The two keen fishermen, from Berger Houseboat Holidays, were coming back into the Tweed Marina at about 7am when two humpback whales came up behind their boat.

“They popped up probably about 10 meters behind us – we drifted in with them – at the entrance of the bar,” Bryce said.

“It was pretty crazy to be honest, it’s not something you can really appreciate unless you understand that whales don’t usually come into the river,” he said.

The whales, believed to be quite young in age, passed Jack Evans Boat Harbour, and went towards the first bend in the Tweed River.

They hung around for about 20 minutes, before making their way back out to sea.

The entrance of the Tweed River which humpback whales came into last Tuesday morning

The entrance of the Tweed River which humpback whales came into last Tuesday morning

Bryce said he has come across humpback whales plenty of times before while he was out fishing or diving in the ocean but had never seen them in the river.

“It was a beautiful morning, the water was crystal clear, sun was out – you honestly couldn’t get much better.

“Being there and seeing that was definitely the best experience.

“They were just flapping around, it’s not like they were stressed – I think it’s because the water quality at the moment is next level, so it doesn’t really surprise me that they came up the river, but I couldn’t tell you why.
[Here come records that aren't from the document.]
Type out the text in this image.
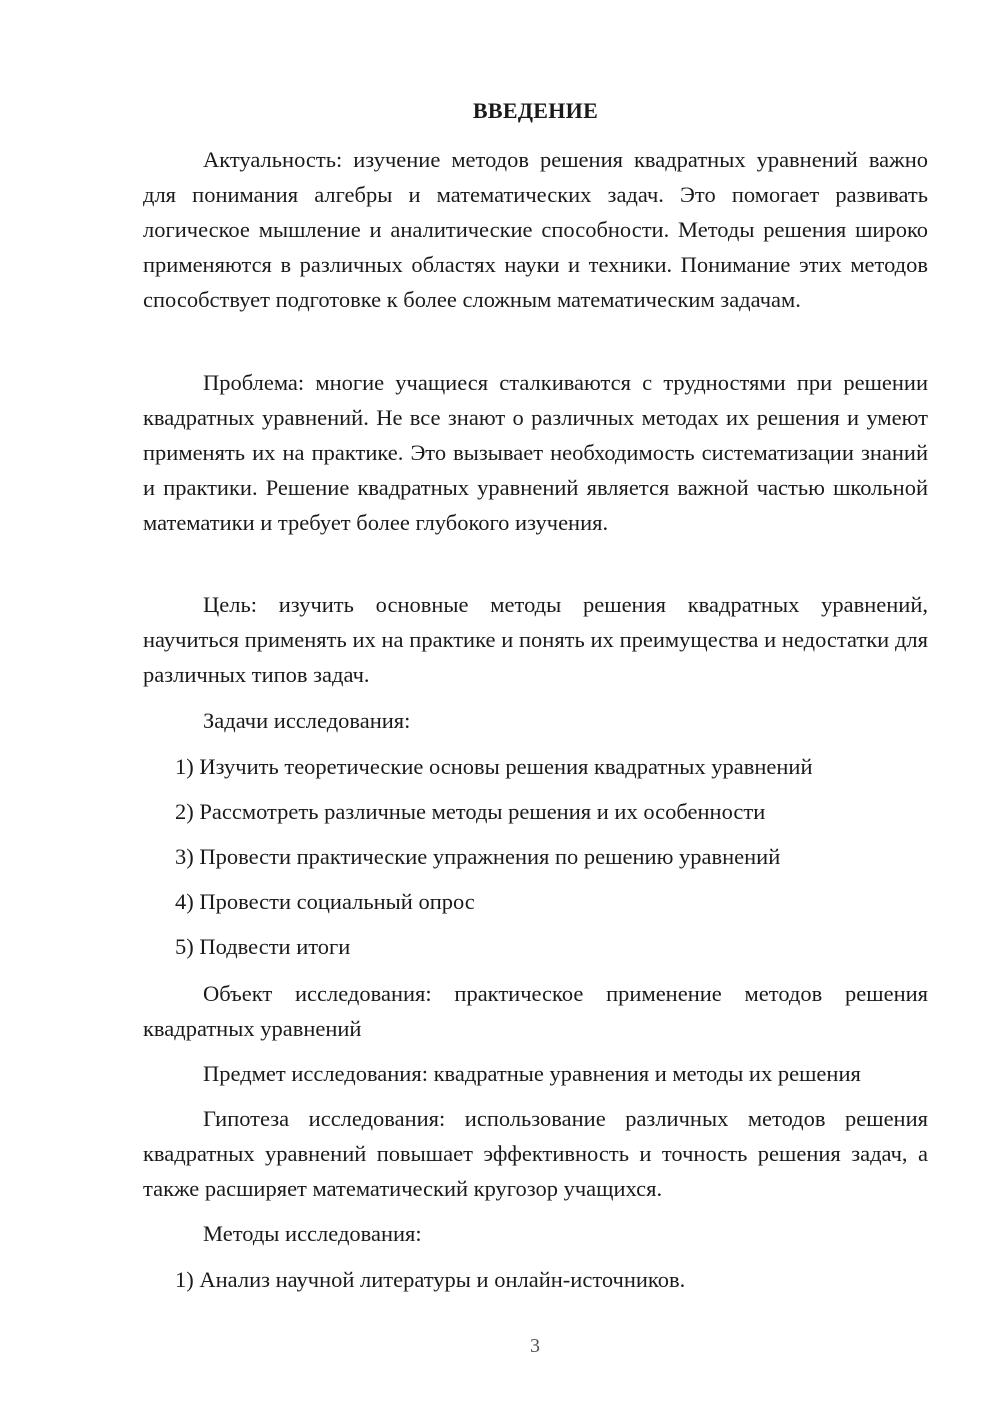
ВВЕДЕНИЕ

Актуальность: изучение методов решения квадратных уравнений важно для понимания алгебры и математических задач. Это помогает развивать логическое мышление и аналитические способности. Методы решения широко применяются в различных областях науки и техники. Понимание этих методов способствует подготовке к более сложным математическим задачам.

Проблема: многие учащиеся сталкиваются с трудностями при решении квадратных уравнений. Не все знают о различных методах их решения и умеют применять их на практике. Это вызывает необходимость систематизации знаний и практики. Решение квадратных уравнений является важной частью школьной математики и требует более глубокого изучения.

Цель: изучить основные методы решения квадратных уравнений, научиться применять их на практике и понять их преимущества и недостатки для различных типов задач.

Задачи исследования:

1) Изучить теоретические основы решения квадратных уравнений

2) Рассмотреть различные методы решения и их особенности

3) Провести практические упражнения по решению уравнений

4) Провести социальный опрос

5) Подвести итоги

Объект исследования: практическое применение методов решения квадратных уравнений

Предмет исследования: квадратные уравнения и методы их решения

Гипотеза исследования: использование различных методов решения квадратных уравнений повышает эффективность и точность решения задач, а также расширяет математический кругозор учащихся.

Методы исследования:

1) Анализ научной литературы и онлайн-источников.

3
“It was close to high tide as well.”

Bryce said the sight of the whales made for a ‘perfect’ morning out on the water.

Peter Berger, 37, maintenance officer at Berger Houseboat Holidays, saw two humpback whales in the Tweed River last week

Peter Berger, 37, maintenance officer at Berger Houseboat Holidays, saw two humpback whales in the Tweed River last week

The two fishermen also caught bonito fish in the river that morning, which is something that doesn’t usually happen.
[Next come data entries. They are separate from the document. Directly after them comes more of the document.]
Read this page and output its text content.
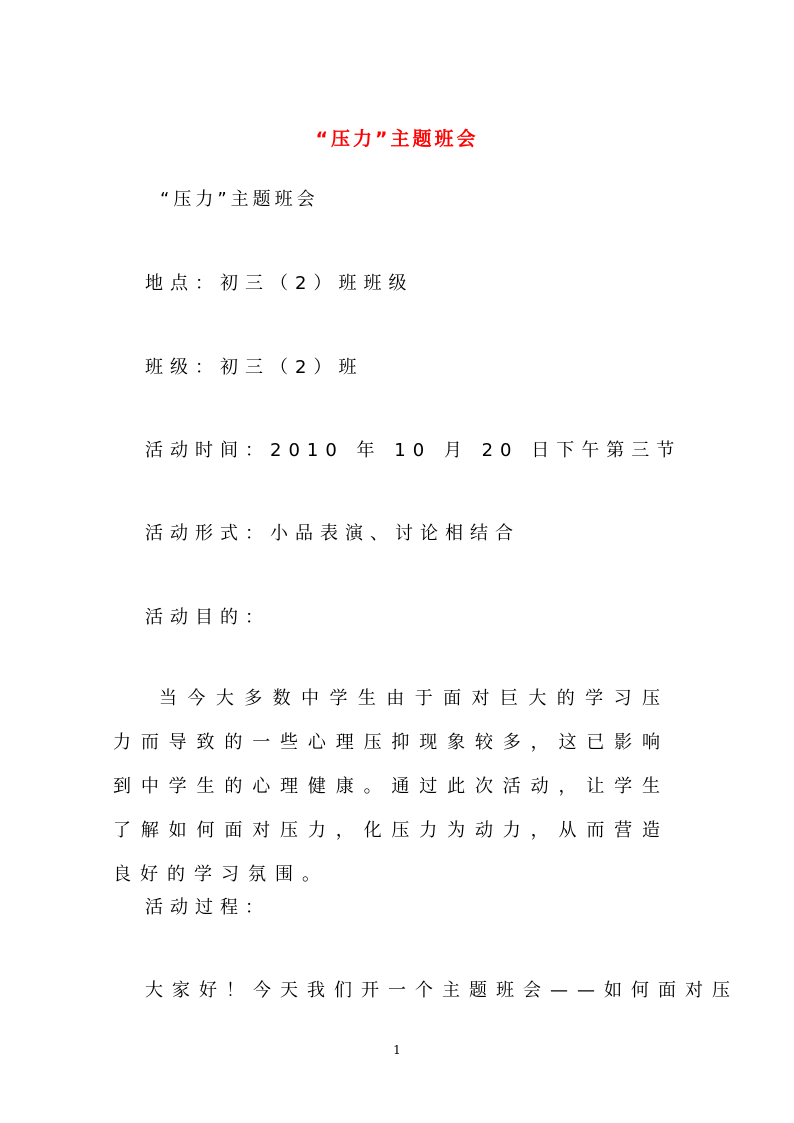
“压力”主题班会
“压力”主题班会
地点：初三（2）班班级
班级：初三（2）班
活动时间：2010 年 10 月 20 日下午第三节
活动形式：小品表演、讨论相结合
活动目的：
当今大多数中学生由于面对巨大的学习压力而导致的一些心理压抑现象较多，这已影响到中学生的心理健康。通过此次活动，让学生了解如何面对压力，化压力为动力，从而营造良好的学习氛围。
活动过程：
大家好！今天我们开一个主题班会——如何面对压
1
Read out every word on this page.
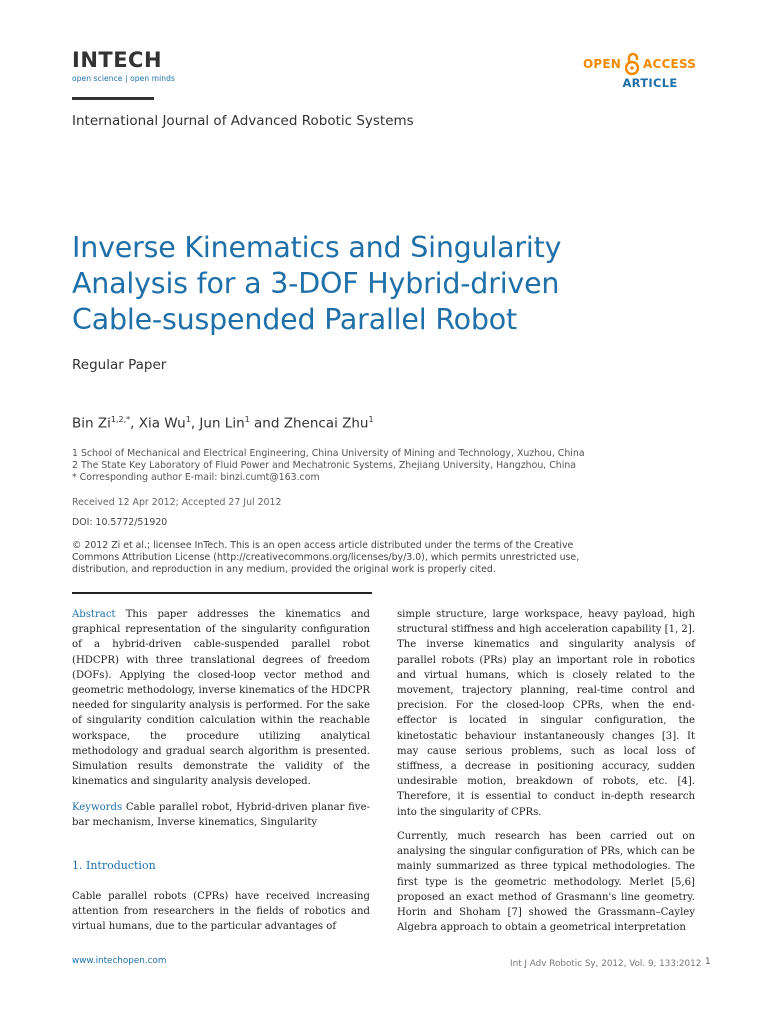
INTECH
open science | open minds
OPEN ACCESS
ARTICLE
International Journal of Advanced Robotic Systems
Inverse Kinematics and Singularity
Analysis for a 3-DOF Hybrid-driven
Cable-suspended Parallel Robot
Regular Paper
Bin $Zi^{1,2,*}$, Xia Wu$^1$, Jun Lin$^1$ and Zhencai Zhu$^1$
1 School of Mechanical and Electrical Engineering, China University of Mining and Technology, Xuzhou, China
2 The State Key Laboratory of Fluid Power and Mechatronic Systems, Zhejiang University, Hangzhou, China
* Corresponding author E-mail: binzi.cumt@163.com
Received 12 Apr 2012; Accepted 27 Jul 2012
DOI: 10.5772/51920
© 2012 Zi et al.; licensee InTech. This is an open access article distributed under the terms of the Creative
Commons Attribution License (http://creativecommons.org/licenses/by/3.0), which permits unrestricted use,
distribution, and reproduction in any medium, provided the original work is properly cited.

Abstract This paper addresses the kinematics and graphical representation of the singularity configuration of a hybrid-driven cable-suspended parallel robot (HDCPR) with three translational degrees of freedom (DOFs). Applying the closed-loop vector method and geometric methodology, inverse kinematics of the HDCPR needed for singularity analysis is performed. For the sake of singularity condition calculation within the reachable workspace, the procedure utilizing analytical methodology and gradual search algorithm is presented. Simulation results demonstrate the validity of the kinematics and singularity analysis developed.

Keywords Cable parallel robot, Hybrid-driven planar five-bar mechanism, Inverse kinematics, Singularity

1. Introduction

Cable parallel robots (CPRs) have received increasing attention from researchers in the fields of robotics and virtual humans, due to the particular advantages of

simple structure, large workspace, heavy payload, high structural stiffness and high acceleration capability [1, 2]. The inverse kinematics and singularity analysis of parallel robots (PRs) play an important role in robotics and virtual humans, which is closely related to the movement, trajectory planning, real-time control and precision. For the closed-loop CPRs, when the end-effector is located in singular configuration, the kinetostatic behaviour instantaneously changes [3]. It may cause serious problems, such as local loss of stiffness, a decrease in positioning accuracy, sudden undesirable motion, breakdown of robots, etc. [4]. Therefore, it is essential to conduct in-depth research into the singularity of CPRs.

Currently, much research has been carried out on analysing the singular configuration of PRs, which can be mainly summarized as three typical methodologies. The first type is the geometric methodology. Merlet [5,6] proposed an exact method of Grasmann's line geometry. Horin and Shoham [7] showed the Grassmann–Cayley Algebra approach to obtain a geometrical interpretation

www.intechopen.com	Int J Adv Robotic Sy, 2012, Vol. 9, 133:2012 1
Commercial fisherman Joel Merchant was spotting for mullet when he also managed to film the humpbacks.

Joel, who was born and bred in the Tweed, said it was the fourth time in about 25 years he has seen humpback whales go into the river.

“They were just adventuring around,” Joel said.
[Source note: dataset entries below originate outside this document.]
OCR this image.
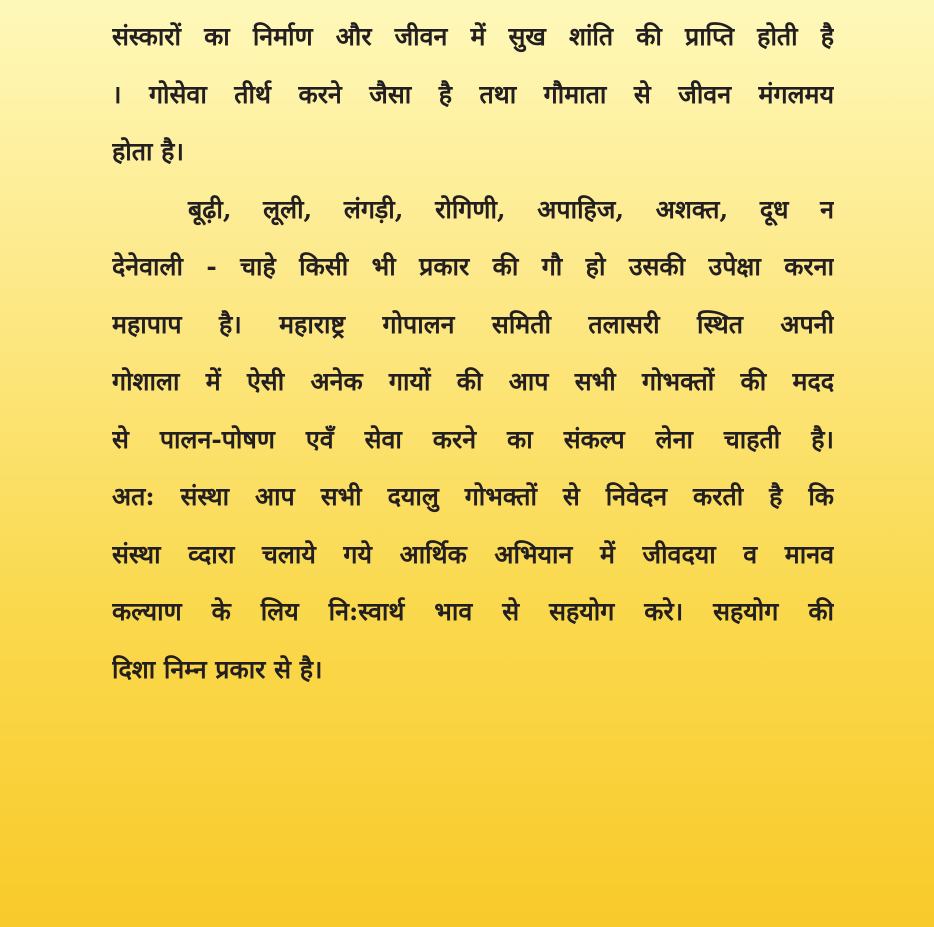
संस्कारों का निर्माण और जीवन में सुख शांति की प्राप्ति होती है
। गोसेवा तीर्थ करने जैसा है तथा गौमाता से जीवन मंगलमय
होता है।
बूढ़ी, लूली, लंगड़ी, रोगिणी, अपाहिज, अशक्त, दूध न
देनेवाली - चाहे किसी भी प्रकार की गौ हो उसकी उपेक्षा करना
महापाप है। महाराष्ट्र गोपालन समिती तलासरी स्थित अपनी
गोशाला में ऐसी अनेक गायों की आप सभी गोभक्तों की मदद
से पालन-पोषण एवँ सेवा करने का संकल्प लेना चाहती है।
अत: संस्था आप सभी दयालु गोभक्तों से निवेदन करती है कि
संस्था व्दारा चलाये गये आर्थिक अभियान में जीवदया व मानव
कल्याण के लिय नि:स्वार्थ भाव से सहयोग करे। सहयोग की
दिशा निम्न प्रकार से है।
“They were cruising along close, going in for a bit of a look and then cruising back out again, they were more curious.

“It was a lovely morning, and it was so calm – they just sort of cruised in like it was the ocean – they didn’t have to go through the surf breaks or anything,” he said.

Humpback whales pass Australia’s east coast between May and July after a summer of feeding on krill in Antarctic waters.

The whales migrate north to sub-tropical waters, near the Great Barrier Reef, where they give birth.

From September – November they migrate back to the Antarctic.

Australia’s eastern coastline comes alive with the spectacular acrobatic displays of humpback whales during their annual migration of up to 10,000 kilometres.